Megan FolsomGLM-5 runs locally on an M3 Ultra as a coding agent through OpenCode, but the default tooling made it unusable. Here's what actually worked.
I unboxed my new M3 Ultra Mac Studio over the weekend and the first thing I wanted to do with it was try to fit a frontier-sized model on it. I watched some youtube videos (too many.. youtube videos of people in their homelabs. Hello Network Chuck and Alex Ziskind.) and got all fired up with visions of pretty beehive dashboards and the sound of MLX metal screaming down 512GB RAM highways.
When Z.ai unexpectedly dropped GLM-5, within hours all the home-labbers (is that a word?) were headlining things like: GLM-5 replaces OPUS 4.6! I saw those headlines and thought: this is my frontier. GLM-5 would be the model to break in my new hardware and spawn minion models that would herald a new era of local agentic coding and lifestyle enhancements (no. not through openclaw. Of course not through openclaw. I'd use something...else...secure and clawless...refuses to make eye contact).

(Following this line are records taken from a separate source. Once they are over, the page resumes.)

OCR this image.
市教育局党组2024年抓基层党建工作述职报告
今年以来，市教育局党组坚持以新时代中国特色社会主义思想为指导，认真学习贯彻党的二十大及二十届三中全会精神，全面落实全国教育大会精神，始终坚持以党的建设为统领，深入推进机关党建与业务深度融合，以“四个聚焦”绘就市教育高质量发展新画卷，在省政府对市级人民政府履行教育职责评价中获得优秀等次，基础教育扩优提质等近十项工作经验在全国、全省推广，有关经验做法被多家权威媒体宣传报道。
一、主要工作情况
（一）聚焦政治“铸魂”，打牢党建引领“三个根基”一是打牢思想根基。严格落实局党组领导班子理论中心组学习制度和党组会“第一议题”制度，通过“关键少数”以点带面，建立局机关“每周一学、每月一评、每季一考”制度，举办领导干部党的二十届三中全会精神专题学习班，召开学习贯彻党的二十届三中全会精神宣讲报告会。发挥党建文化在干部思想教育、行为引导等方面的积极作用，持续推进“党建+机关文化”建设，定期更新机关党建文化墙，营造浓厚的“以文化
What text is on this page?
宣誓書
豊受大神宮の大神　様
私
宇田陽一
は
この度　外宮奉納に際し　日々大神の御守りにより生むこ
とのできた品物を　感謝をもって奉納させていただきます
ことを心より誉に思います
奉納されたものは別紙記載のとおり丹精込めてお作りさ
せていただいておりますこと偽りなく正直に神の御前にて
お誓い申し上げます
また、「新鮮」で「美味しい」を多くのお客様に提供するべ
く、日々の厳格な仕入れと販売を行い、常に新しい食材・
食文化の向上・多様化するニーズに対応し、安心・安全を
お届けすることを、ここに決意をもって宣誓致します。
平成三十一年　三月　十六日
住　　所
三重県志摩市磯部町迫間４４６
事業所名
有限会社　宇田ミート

My opening searches for how to run this model on my hardware were almost immediately rewarded by the discovery of a community/mlx build of GLM-5! I pulled it down to my local drive and set it up to run on OpenCode. It took days. What seemed like days. Not to set it up. That was super quick. To get the response back from my first prompt (which was the word "hello"). I persisted and actually sat there while the hours turned to days and GLM-5 took upwards of 30 minutes to respond to each and every prompt. I stuck it out though and prompted it to build its own WebUI front loading the prompt with a detailed waterfall style requirements doc. This was actually painful to watch and required me to don my infinite patience cloak, but all the magic cloaks in the world couldn't hide the truth. The MLX path was a dead end for agent use.
One inarguable trait of mine is that I'm stubborn. I've always believed "Dead End" signs are just suggestions if you have the right vehicle. For my next move, I decided to try Unsloth's guide to running locally with a quantized GGUF. The guide was geared towards a GPU setup and not an MLX macOS setup so I had to improvise and ask Claude Code for help in spots.
Once I got this running on OpenCode, I clocked 20 full minutes for the time to first token. My immediate thought was that my beefy Mac Studio just wasn't enough to run this model, quantized or no. But I was seeing a few clues that told me this wasn't an issue with the hardware or the model. For one thing, a direct request to the llama-server via Curl came back in under 5 seconds. This pointed to OpenCode as the culprit. But it was actually more nuanced than that. I decided to try running it in the Claude Code CLI to see if another CLI would be better. That proved to be its own dead end, but what I learned from it actually helped me figure out what the issue was with OpenCode. If you're curious you can find that writeup here: The Ghost in the CLI: Why Claude Code Kills Local Inference.
The proxy server I ran to capture data on my Claude Code run hinted at what was happening with OpenCode too. It was pre-processing over 10K tokens of invisible overhead (tool calls, policy prompts, etc.) and though OpenCode does have some support for parallelization of the tool definitions, llama.cpp apparently doesn't. These were getting processed as a giant 10K prompt on the server side. Once I figured this out, I realized GLM-5 might respond faster once that prompt was cached, and that turned out to be true.
Since you're still here and sat through the whole story, you probably want the technical tea. The least I can do is give you the complete guide to how I'm now running a frontier-class model with reasonable speed and writing code with it on my local computer. Cloud-free.
GLM-5 is a Mixture-of-Experts model, so it only activates a fraction of its 744B parameters per token. At IQ2_XXS quantization it fits in 225GB. Plenty of headroom on this machine.
The MLX I used was the community 4-bit build (390GB) through mlx-lm's server. Apple's own ML framework, purpose-built for Apple Silicon, and it was painfully slow. Here's how it stacks up against the Unsloth GGUF (IQ2_XXS, 225GB) through llama-server:
| Setup | Model Size | First Turn | Subsequent Turns | Generation Speed |
|---|---|---|---|---|
| MLX (mlx-lm) | 390GB | ~20 min | ~20 min | ~0.5 tok/s |
| GGUF (llama-server) | 225GB | ~10-20 min | 2.6s | 14 tok/s |
Yes, the GGUF was a smaller footprint, but that didn't fully explain the painful slowness of the mlx-lm server.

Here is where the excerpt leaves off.